What is the best way to revise for Ancient History and History because I'm struggling
*just some general ideas*

colour code different themes everywhere you use them - battles, people, economics, politics etc
- essay plans - find past paper questions and ask your teachers for sample questions (find questions you've done previously and re-plan them as well)
- put as much detail in them initially
- then start writing them from memory
- you'll find there will be lots of overlap - but keep writing everything so that it becomes imprinted in your memory
- start timing yourself - give yourself however long you give yourself in exams to practice the conditions - 5-10 mins
- write essays
- ask your teacher to mark them
- do in exams conditions and timings
- timelines
- do this in three columns - date -- event -- explanation of what the impact/significance etc of that event was - this helps your analysis in essays. this means that the timelines are worthwhile and you actually get something from making and looking at
- collaborate with your friends, ask what they do and do things together
Original post by tash_c1ark
*just some general ideas*

colour code different themes everywhere you use them - battles, people, economics, politics etc
- essay plans - find past paper questions and ask your teachers for sample questions (find questions you've done previously and re-plan them as well)
- put as much detail in them initially
- then start writing them from memory
- you'll find there will be lots of overlap - but keep writing everything so that it becomes imprinted in your memory
- start timing yourself - give yourself however long you give yourself in exams to practice the conditions - 5-10 mins
- write essays
- ask your teacher to mark them
- do in exams conditions and timings
- timelines
- do this in three columns - date -- event -- explanation of what the impact/significance etc of that event was - this helps your analysis in essays. this means that the timelines are worthwhile and you actually get something from making and looking at
- collaborate with your friends, ask what they do and do things together

Thanks that all makes sense😁
Some good advice above but I'll just add one thing.

For my Ancient Hist A level, and later with Early Mediaeval history stuff at uni, i.e. courses where you have to remember lots of specific sources, I always found it really useful to make a tables dedicated to the sources.
There's a couple of ways I would do that.

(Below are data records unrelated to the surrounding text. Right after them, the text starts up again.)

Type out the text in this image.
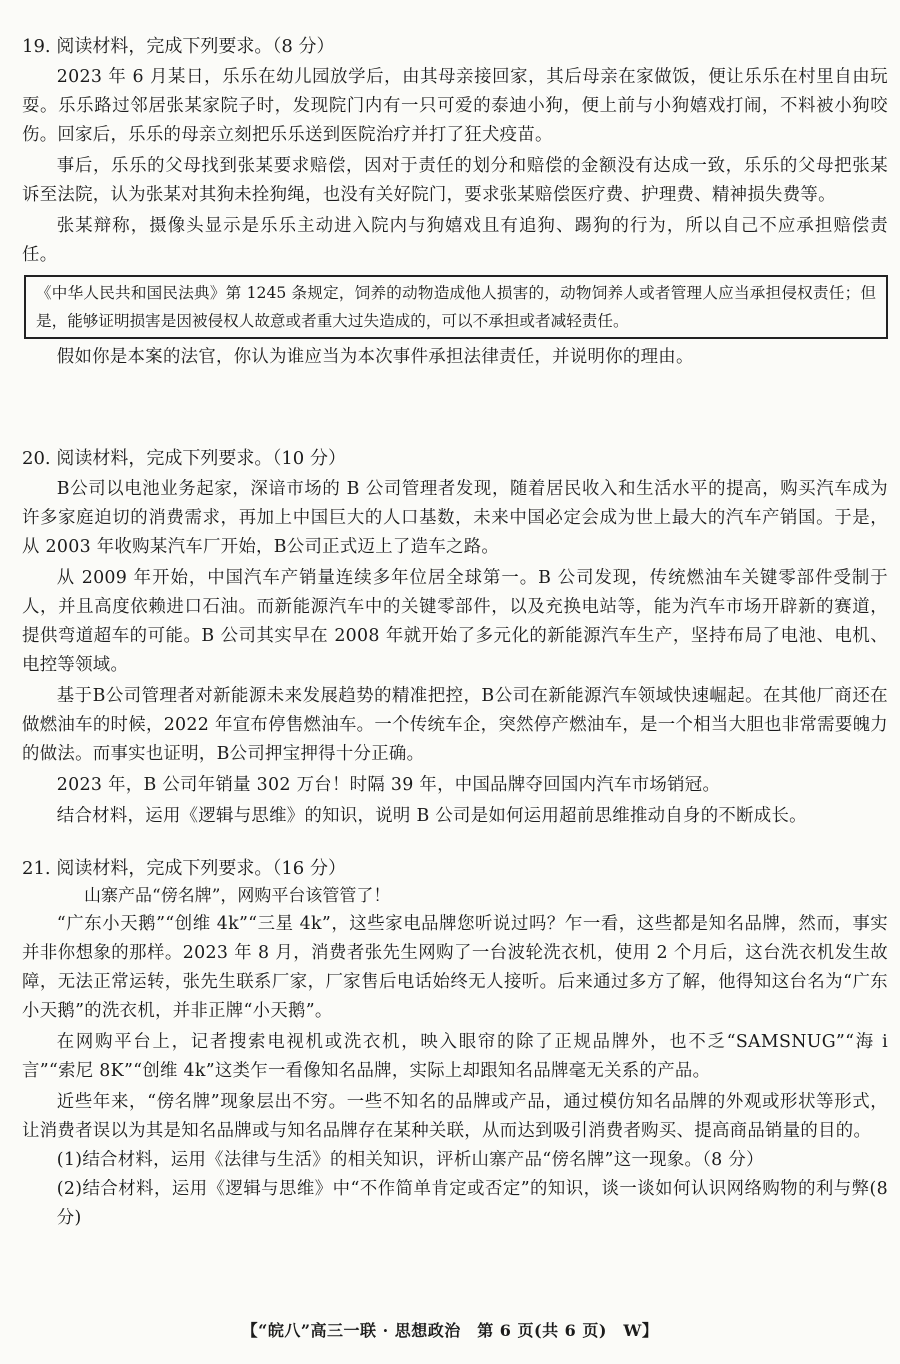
19. 阅读材料，完成下列要求。（8 分）

2023 年 6 月某日，乐乐在幼儿园放学后，由其母亲接回家，其后母亲在家做饭，便让乐乐在村里自由玩耍。乐乐路过邻居张某家院子时，发现院门内有一只可爱的泰迪小狗，便上前与小狗嬉戏打闹，不料被小狗咬伤。回家后，乐乐的母亲立刻把乐乐送到医院治疗并打了狂犬疫苗。

事后，乐乐的父母找到张某要求赔偿，因对于责任的划分和赔偿的金额没有达成一致，乐乐的父母把张某诉至法院，认为张某对其狗未拴狗绳，也没有关好院门，要求张某赔偿医疗费、护理费、精神损失费等。

张某辩称，摄像头显示是乐乐主动进入院内与狗嬉戏且有追狗、踢狗的行为，所以自己不应承担赔偿责任。

《中华人民共和国民法典》第 1245 条规定，饲养的动物造成他人损害的，动物饲养人或者管理人应当承担侵权责任；但是，能够证明损害是因被侵权人故意或者重大过失造成的，可以不承担或者减轻责任。

假如你是本案的法官，你认为谁应当为本次事件承担法律责任，并说明你的理由。

20. 阅读材料，完成下列要求。（10 分）

B公司以电池业务起家，深谙市场的 B 公司管理者发现，随着居民收入和生活水平的提高，购买汽车成为许多家庭迫切的消费需求，再加上中国巨大的人口基数，未来中国必定会成为世上最大的汽车产销国。于是，从 2003 年收购某汽车厂开始，B公司正式迈上了造车之路。

从 2009 年开始，中国汽车产销量连续多年位居全球第一。B 公司发现，传统燃油车关键零部件受制于人，并且高度依赖进口石油。而新能源汽车中的关键零部件，以及充换电站等，能为汽车市场开辟新的赛道，提供弯道超车的可能。B 公司其实早在 2008 年就开始了多元化的新能源汽车生产，坚持布局了电池、电机、电控等领域。

基于B公司管理者对新能源未来发展趋势的精准把控，B公司在新能源汽车领域快速崛起。在其他厂商还在做燃油车的时候，2022 年宣布停售燃油车。一个传统车企，突然停产燃油车，是一个相当大胆也非常需要魄力的做法。而事实也证明，B公司押宝押得十分正确。

2023 年，B 公司年销量 302 万台！时隔 39 年，中国品牌夺回国内汽车市场销冠。

结合材料，运用《逻辑与思维》的知识，说明 B 公司是如何运用超前思维推动自身的不断成长。

21. 阅读材料，完成下列要求。（16 分）

山寨产品“傍名牌”，网购平台该管管了！

“广东小天鹅”“创维 4k”“三星 4k”，这些家电品牌您听说过吗？乍一看，这些都是知名品牌，然而，事实并非你想象的那样。2023 年 8 月，消费者张先生网购了一台波轮洗衣机，使用 2 个月后，这台洗衣机发生故障，无法正常运转，张先生联系厂家，厂家售后电话始终无人接听。后来通过多方了解，他得知这台名为“广东小天鹅”的洗衣机，并非正牌“小天鹅”。

在网购平台上，记者搜索电视机或洗衣机，映入眼帘的除了正规品牌外，也不乏“SAMSNUG”“海 i 言”“索尼 8K”“创维 4k”这类乍一看像知名品牌，实际上却跟知名品牌毫无关系的产品。

近些年来，“傍名牌”现象层出不穷。一些不知名的品牌或产品，通过模仿知名品牌的外观或形状等形式，让消费者误以为其是知名品牌或与知名品牌存在某种关联，从而达到吸引消费者购买、提高商品销量的目的。

(1)结合材料，运用《法律与生活》的相关知识，评析山寨产品“傍名牌”这一现象。（8 分）

(2)结合材料，运用《逻辑与思维》中“不作简单肯定或否定”的知识，谈一谈如何认识网络购物的利与弊(8 分)

【“皖八”高三一联 · 思想政治　第 6 页(共 6 页)　W】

I would either list all the sources and then make a new row for each person/event they discuss (e.g. The reign of Emperor Augustus), with separate columns for:
- The general overview/opinion/point (e.g. Augustus was a good ruler, he built bridges, etc.)
- Any specific quotes
- Essay titles/topics they would be useful for
- Other sources that agree/disagree

Or I would organise it by having a different table for each person/event, with each source as a new row, including all the same information.

Which is better generally depended on the way the course/essays was structured and whether it was a source which covers loads of people/events (like 12 Caesars) or a source which covered one specific topic.

I would always colour code these too, either by person/event or by source.